Но эти мысли не особенно радовали Тринадцатитысячника. Он решил не думать больше о любви вплоть до изгнания гитлеровцев из родной страны. И этот временный отказ казался ему теперь прекраснее всех волнений и вздохов. Но полученное ими задание нарушало его расчеты.
Вначале он не посмел взять девушку под руку, а нарочно шел, засунув руки в карманы. В этом его поведении были и опасение сделать какой-нибудь слишком ласковый жест, не оправданный их отношениями, и упрек девушке, которая при других условиях не позволила бы ласкать себя. Рэдицу интриговало это поведение Тринадцатитысячника; она считала его ребячеством, совершенно не соответствующим положению и доверенной им задачи. Поэтому она несколько раз сверкнула на него глазами, стараясь дать понять, что его поведение ее сердит, однако, ничего не сказала, потому что им еще не попался по дороге ни один полицейский.
Со стороны парня это была и робость и не то радость, не то печаль, а скорее всего — странное предчувствие, что таким образом он отгоняет настоящие ласки, в возможность которых он — вопреки равнодушию Рэдицы — продолжал верить. Именно поэтому советы товарища Добре больно кольнули его: «Вы, ребятки, того: прикиньтесь, что влюблены.

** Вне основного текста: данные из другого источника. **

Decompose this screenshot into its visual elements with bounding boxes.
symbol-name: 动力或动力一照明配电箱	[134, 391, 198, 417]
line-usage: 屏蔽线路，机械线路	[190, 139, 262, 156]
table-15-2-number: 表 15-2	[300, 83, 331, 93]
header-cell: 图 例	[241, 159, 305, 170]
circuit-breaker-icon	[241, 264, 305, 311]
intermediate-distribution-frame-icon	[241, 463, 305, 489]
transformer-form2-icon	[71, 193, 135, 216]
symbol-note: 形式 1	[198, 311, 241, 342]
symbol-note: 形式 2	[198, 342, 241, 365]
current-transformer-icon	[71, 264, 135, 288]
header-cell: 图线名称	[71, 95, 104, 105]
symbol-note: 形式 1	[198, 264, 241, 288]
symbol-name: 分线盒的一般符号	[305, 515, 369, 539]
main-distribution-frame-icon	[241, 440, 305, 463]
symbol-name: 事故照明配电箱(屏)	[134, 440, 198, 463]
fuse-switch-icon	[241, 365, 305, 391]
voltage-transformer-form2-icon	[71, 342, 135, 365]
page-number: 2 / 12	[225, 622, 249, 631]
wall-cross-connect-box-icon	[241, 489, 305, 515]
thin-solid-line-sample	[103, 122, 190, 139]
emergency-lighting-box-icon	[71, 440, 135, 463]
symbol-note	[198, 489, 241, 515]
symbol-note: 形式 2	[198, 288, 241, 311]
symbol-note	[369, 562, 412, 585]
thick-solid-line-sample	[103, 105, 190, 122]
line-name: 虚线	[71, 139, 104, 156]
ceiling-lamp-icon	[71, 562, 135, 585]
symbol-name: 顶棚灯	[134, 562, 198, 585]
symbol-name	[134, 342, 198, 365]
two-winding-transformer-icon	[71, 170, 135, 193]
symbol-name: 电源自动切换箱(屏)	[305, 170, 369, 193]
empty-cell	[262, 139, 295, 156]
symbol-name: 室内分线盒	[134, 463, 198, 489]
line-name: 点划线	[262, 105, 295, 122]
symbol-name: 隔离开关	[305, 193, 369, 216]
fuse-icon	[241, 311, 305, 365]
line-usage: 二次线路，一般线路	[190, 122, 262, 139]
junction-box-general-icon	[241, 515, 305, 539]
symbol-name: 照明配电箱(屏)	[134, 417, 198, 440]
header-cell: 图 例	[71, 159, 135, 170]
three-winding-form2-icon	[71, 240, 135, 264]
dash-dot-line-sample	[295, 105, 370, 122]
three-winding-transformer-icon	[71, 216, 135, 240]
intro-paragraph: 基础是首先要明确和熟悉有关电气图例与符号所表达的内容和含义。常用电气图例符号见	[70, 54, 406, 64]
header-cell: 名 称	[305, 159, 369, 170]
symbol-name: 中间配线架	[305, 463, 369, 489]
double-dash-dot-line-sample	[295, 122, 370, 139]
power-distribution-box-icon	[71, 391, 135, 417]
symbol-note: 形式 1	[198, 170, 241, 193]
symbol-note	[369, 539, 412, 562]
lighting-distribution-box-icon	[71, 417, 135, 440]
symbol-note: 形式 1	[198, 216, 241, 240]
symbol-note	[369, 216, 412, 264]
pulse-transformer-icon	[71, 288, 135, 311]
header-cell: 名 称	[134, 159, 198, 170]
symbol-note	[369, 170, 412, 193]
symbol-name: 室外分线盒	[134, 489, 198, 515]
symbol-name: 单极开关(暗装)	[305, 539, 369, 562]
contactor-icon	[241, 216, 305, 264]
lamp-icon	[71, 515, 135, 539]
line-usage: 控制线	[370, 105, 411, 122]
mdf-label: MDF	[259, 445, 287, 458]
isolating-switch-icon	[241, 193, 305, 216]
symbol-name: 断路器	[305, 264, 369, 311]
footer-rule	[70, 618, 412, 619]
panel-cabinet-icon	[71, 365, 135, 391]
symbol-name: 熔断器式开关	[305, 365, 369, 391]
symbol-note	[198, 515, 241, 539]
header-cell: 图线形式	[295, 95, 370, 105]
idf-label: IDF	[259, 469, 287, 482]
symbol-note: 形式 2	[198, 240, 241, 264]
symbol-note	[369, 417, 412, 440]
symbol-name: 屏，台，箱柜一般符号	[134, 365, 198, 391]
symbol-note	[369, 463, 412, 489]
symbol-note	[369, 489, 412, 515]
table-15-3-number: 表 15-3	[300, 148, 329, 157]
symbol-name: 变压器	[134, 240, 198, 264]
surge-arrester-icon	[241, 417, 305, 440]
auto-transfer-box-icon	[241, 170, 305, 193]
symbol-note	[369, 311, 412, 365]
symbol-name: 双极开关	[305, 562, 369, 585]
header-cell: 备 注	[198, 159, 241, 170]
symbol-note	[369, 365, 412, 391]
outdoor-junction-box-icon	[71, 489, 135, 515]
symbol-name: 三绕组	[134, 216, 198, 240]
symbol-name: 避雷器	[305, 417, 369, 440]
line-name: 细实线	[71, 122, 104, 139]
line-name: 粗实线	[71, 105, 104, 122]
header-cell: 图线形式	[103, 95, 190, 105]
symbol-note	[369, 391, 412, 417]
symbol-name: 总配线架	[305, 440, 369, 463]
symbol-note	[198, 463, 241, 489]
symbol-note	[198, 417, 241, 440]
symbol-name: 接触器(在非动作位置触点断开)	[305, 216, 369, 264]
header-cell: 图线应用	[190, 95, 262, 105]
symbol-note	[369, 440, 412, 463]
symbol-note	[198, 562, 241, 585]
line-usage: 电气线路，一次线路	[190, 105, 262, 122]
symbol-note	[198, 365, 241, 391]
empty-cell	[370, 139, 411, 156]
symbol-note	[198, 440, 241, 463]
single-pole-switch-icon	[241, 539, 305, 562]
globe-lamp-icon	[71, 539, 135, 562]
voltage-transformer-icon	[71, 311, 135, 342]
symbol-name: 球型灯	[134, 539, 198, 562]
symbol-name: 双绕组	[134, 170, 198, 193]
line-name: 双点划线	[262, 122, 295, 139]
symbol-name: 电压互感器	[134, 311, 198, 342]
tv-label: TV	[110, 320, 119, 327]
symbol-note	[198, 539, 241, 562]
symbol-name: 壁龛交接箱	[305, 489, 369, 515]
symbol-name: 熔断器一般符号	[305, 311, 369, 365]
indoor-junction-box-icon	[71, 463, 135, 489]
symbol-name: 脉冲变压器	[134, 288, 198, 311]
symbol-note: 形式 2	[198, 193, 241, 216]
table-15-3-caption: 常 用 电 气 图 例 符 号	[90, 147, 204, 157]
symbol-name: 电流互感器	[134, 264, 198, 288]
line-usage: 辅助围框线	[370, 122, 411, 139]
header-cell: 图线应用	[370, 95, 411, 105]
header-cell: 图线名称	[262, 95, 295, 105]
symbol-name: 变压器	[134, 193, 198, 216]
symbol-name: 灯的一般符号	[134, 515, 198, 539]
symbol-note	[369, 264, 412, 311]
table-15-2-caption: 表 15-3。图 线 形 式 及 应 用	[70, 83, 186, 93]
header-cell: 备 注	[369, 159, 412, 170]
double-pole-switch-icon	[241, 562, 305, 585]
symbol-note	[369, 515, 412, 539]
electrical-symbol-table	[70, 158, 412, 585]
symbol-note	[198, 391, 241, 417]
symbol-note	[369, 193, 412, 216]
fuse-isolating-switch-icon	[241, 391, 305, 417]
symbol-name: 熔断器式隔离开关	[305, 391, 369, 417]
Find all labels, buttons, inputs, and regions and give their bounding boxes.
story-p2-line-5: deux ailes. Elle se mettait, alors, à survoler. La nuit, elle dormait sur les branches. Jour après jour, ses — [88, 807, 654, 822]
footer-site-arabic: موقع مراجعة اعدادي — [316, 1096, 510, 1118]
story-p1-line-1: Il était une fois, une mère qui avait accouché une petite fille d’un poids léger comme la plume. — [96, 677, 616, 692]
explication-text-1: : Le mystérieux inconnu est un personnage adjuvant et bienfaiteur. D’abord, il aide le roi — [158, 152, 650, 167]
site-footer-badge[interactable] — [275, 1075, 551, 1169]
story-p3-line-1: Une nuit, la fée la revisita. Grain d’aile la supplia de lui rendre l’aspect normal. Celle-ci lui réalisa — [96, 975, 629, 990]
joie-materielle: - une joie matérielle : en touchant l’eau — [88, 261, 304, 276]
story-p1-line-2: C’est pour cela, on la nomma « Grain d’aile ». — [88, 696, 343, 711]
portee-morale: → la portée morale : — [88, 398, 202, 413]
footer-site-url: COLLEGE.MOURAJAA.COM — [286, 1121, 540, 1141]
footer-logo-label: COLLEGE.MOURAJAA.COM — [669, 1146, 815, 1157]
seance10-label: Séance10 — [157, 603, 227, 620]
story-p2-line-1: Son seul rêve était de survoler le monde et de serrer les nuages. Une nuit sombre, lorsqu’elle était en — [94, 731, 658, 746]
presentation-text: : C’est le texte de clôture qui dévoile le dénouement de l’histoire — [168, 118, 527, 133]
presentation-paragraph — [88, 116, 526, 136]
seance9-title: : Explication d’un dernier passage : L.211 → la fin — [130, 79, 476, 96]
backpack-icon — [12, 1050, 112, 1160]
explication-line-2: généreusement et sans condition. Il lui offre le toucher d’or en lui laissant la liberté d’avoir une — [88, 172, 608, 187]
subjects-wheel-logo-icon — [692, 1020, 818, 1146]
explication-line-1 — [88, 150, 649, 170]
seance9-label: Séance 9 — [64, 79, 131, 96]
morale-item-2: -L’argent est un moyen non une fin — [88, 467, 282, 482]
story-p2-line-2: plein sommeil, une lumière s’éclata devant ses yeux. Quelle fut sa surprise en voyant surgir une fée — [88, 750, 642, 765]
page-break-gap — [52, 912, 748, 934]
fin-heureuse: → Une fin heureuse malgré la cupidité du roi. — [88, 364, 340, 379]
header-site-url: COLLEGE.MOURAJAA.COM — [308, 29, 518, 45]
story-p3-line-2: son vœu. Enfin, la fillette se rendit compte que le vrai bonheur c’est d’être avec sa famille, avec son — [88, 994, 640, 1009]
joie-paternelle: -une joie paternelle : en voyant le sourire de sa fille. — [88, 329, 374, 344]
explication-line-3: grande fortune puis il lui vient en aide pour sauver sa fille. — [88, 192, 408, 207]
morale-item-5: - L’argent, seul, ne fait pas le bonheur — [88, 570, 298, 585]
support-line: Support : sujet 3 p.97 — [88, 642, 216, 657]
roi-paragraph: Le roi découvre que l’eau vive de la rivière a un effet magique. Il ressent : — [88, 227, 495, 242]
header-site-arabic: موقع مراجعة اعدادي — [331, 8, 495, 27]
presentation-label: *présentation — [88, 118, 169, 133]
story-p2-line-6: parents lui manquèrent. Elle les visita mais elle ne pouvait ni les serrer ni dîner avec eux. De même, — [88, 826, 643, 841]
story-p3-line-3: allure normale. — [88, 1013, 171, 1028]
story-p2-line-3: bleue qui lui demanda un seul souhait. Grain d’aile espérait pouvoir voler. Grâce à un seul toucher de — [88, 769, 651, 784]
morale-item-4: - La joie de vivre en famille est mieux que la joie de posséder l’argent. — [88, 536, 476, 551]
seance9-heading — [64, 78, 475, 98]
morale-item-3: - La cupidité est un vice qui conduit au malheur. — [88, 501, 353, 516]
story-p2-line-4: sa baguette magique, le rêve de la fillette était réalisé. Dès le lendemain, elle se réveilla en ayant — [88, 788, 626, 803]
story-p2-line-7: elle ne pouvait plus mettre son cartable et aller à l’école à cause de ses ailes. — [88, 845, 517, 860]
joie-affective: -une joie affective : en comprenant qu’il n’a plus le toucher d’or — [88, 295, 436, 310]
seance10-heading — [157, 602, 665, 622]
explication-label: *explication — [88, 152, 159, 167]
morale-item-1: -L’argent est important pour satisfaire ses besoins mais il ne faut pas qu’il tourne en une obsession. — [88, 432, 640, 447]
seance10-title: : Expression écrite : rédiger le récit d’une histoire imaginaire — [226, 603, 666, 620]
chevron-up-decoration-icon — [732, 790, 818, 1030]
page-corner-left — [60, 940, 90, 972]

Вы ведь люди молодые, и вам это нетрудно будет…» Тринадцатитысячник покраснел, и товарищ Добре поспешил успокоить его: «Да ты не сердись… Я ведь знаю, что между вами нет ничего серьезного…»
Близость Рэдицы его не радовала: она все время напоминала ему, что — не будь этих обстоятельств — она никогда не прижалась бы к его груди. И каждый раз как, искоса поглядывая на полицейского, который ходил из конца в конец улицы, Рэдица прижималась к его груди, в душе его росло убеждение в том, что любовь их кончилась, даже и не начавшись по-настоящему.
«Любовь хороша по окончании борьбы, — думал Тринадцатитысячник, все более и более раздраженный своими сомнениями. — Тоже нашел и я подходящую минуту, чтобы спрашивать себя: любит она меня или нет. Если на то ее воля, пускай хоть другого любит!»
— Возьми меня под руку, — сурово сказала Рэдица, заметив на том конце улицы полицейского.
Тринадцатитысячник с минуту призадумался, устремив взгляд вдаль и словно ожидая кого-то, кто должен научить его, что делать.